Título: O dilema de Serra na hora da decisão
Autor: Raymundo Costa
Fonte: Valor Econômico, 21/03/2006, Política, p. A8

O prefeito José Serra terá o tempo que julgar necessário para decidir se concorre ou não ao governo de São Paulo. É o mínimo a ser feito, no entendimento da cúpula do PSDB, por quem assumiu posição tão devastadora nas pesquisas para a eleição estadual, como informa o Datafolha divulgado no domingo, e abriu mão da candidatura presidencial em nome da unidade partidária. Não haveria nem o que se falar em pressa, exigência que estaria sendo feita pelo pré-candidato Geraldo Alckmin - ou prévia partidária. Serra está inclinado a dar uma resposta positiva ao partido, mas é certo que ainda avalia algumas variáveis e deve deixar a decisão para a undécima hora, como é de seu estilo. Não é tanto tempo assim: se estiver disposto a encarar o PT em outubro, de fato, o tucano precisa deixar o cargo no fim da próxima semana. À exceção do prazo legal de desincompatibilização, a situação é semelhante àquela vivida por José Serra em 2004, quando foi convocado pelo partido para disputar a Prefeitura de São Paulo. O dilema de Serra é o mesmo. Em 2004, sua candidatura era boa para todos, do partido, que poderia tirar do PT do comando do terceiro maior Orçamento da República, aos candidatos a vereador. Mas poderia inviabilizar sua candidatura a presidente da República, em 2006, como de fato inviabilizou. Sem mandato, Serra estaria muito mais livre para disputar a prévia exigida por Alckmin para definição do candidato tucano à sucessão de Lula. Em 2006, como em 2004, os riscos são todos dele, Serra. De acordo com o levantamento do Datafolha, Serra vence a eleição já no primeiro turno, com 65% dos votos válidos, se os adversários forem Orestes Quércia (PMDB) e Aloizio Mercadante (PT). Na simulação em que o candidato petista é a ex-prefeita Marta Suplicy, o tucano ainda deixa os adversários comendo poeira: teria 57% dos votos válidos no primeiro turno. Com esses índices, a candidatura é útil para o PSDB - de Geraldo Alckmin aos candidatos a prefeito - e para o eleitor que deseja uma opção anti-PT viável no Estado. A dúvida é se é útil aos projetos de Serra.
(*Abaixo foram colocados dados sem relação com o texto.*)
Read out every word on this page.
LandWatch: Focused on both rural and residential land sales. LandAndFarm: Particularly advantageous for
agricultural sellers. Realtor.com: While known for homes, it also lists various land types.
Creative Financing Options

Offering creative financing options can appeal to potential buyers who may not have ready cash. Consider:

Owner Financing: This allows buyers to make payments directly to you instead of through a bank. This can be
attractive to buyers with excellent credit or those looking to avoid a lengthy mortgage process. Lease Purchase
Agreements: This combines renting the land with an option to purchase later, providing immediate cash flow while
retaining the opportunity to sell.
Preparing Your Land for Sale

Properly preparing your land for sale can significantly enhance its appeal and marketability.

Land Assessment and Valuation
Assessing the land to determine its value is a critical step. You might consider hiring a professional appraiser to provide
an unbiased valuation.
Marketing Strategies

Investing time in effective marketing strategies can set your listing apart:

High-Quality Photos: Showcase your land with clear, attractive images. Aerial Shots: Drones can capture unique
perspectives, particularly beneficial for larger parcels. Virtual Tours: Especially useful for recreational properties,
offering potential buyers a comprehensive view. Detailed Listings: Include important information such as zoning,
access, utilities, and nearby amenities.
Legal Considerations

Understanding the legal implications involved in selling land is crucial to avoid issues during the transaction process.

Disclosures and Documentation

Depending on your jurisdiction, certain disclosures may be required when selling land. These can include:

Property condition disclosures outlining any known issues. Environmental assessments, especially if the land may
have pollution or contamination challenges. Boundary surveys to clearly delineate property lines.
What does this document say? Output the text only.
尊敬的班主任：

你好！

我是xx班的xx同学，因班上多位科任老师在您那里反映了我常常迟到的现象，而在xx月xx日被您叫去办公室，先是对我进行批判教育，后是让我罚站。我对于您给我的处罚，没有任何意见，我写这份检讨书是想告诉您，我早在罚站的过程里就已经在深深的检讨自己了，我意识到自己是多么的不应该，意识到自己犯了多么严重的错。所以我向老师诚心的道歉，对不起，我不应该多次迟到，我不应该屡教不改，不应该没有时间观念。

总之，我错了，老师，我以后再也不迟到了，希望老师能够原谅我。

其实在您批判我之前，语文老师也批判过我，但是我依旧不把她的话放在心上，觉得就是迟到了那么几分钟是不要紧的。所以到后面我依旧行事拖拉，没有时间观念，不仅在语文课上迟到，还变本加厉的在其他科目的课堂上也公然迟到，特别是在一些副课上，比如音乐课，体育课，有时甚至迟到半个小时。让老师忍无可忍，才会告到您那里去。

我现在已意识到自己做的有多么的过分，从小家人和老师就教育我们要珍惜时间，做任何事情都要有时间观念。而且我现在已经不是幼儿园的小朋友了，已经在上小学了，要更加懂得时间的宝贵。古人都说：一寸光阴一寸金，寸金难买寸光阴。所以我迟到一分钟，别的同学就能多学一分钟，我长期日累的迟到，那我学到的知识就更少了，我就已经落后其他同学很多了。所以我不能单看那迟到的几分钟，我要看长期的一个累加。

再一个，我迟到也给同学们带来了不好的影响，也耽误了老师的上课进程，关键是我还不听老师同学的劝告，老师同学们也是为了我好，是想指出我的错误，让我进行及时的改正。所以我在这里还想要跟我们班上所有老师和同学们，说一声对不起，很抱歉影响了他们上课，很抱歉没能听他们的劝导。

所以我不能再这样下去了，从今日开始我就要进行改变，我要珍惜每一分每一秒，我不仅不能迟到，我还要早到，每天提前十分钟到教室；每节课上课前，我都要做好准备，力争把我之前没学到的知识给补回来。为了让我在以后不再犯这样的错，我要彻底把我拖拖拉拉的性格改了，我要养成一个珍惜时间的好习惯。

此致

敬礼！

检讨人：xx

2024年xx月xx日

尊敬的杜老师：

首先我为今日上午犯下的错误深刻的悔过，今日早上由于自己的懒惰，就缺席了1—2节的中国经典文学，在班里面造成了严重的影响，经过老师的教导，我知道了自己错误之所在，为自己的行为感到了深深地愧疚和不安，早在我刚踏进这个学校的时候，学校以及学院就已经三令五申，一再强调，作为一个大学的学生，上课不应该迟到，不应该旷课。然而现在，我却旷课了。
Tendência do prefeito é disputar o governo

Serra, por outro lado, corre riscos mesmo que fique na prefeitura e deixe o caminho livre para o PT ganhar o governo do Estado. Pior ainda, se Alckmin perde para Lula. Ele ficaria isolado na prefeitura. Bem ou mal, mesmo com as acusações de sabotagem praticadas pelo governo estadual nas semanas mais críticas da disputa tucana, o governador Geraldo Alckmin e o prefeito desenvolvem 25 parcerias na cidade de São Paulo, em projetos da ordem de R$ 750 milhões. Exemplos: a implantação do bilhete-único (integração entre os sistemas de ônibus, metrô e trens urbanos) e o acordo para a construção do Rodoanel. Na época em que Marta era prefeita e Alckmin, governador, havia apenas uma dessas parcerias. Outro argumento pesado em favor da candidatura José Serra é que o governo estadual também é responsável por grandes obras na cidade de São Paulo. Exemplos disso seriam a obra anti-enchente que rebaixou e alargou a calha do rio Tietê, inaugurada no domingo passado, e o próprio metrô. Um argumento a mais para o tucano tentar explicar sua saída da prefeitura, quando, na campanha, prometeu não renunciar para disputar outro cargo eletivo. Promessa, aliás, que o PSDB julga ultrapassada pelos índices de Serra nas pesquisas. Para Alckmin, a candidatura Serra é a certeza de um palanque forte em São Paulo, o que o governador vai precisar, por mais que sua administração ostente invejável índice de aprovação, 69% de ótimo e bom, o melhor resultado de um governador paulista desde 1986, de acordo com o mesmo levantamento do Datafolha. Deputados federais, deputados federais e prefeitos ganham um "puxador de votos". Até o PFL saiu lucrando, ao entronizar Kassab na Prefeitura de São Paulo, seu maior objeto de desejo na temporada. Em resumo, o que o PSDB pede a Serra é a mesma demonstração de desprendimento, humildade e coragem que pediu em 2004. É uma situação que Serra gostaria de ter passado - e não passou - durante a disputa com Geraldo Alckmin pela indicação do candidato tucano a presidente da República. É muito difícil que resista às pressões para sair candidato. Até mesmo porque pode simplesmente concluir que trocar o Palácio Matarazzo, sede da prefeitura, pelo Bandeirantes será mais útil, agora, tanto a seus propósitos quando aos propósitos dos tucanos.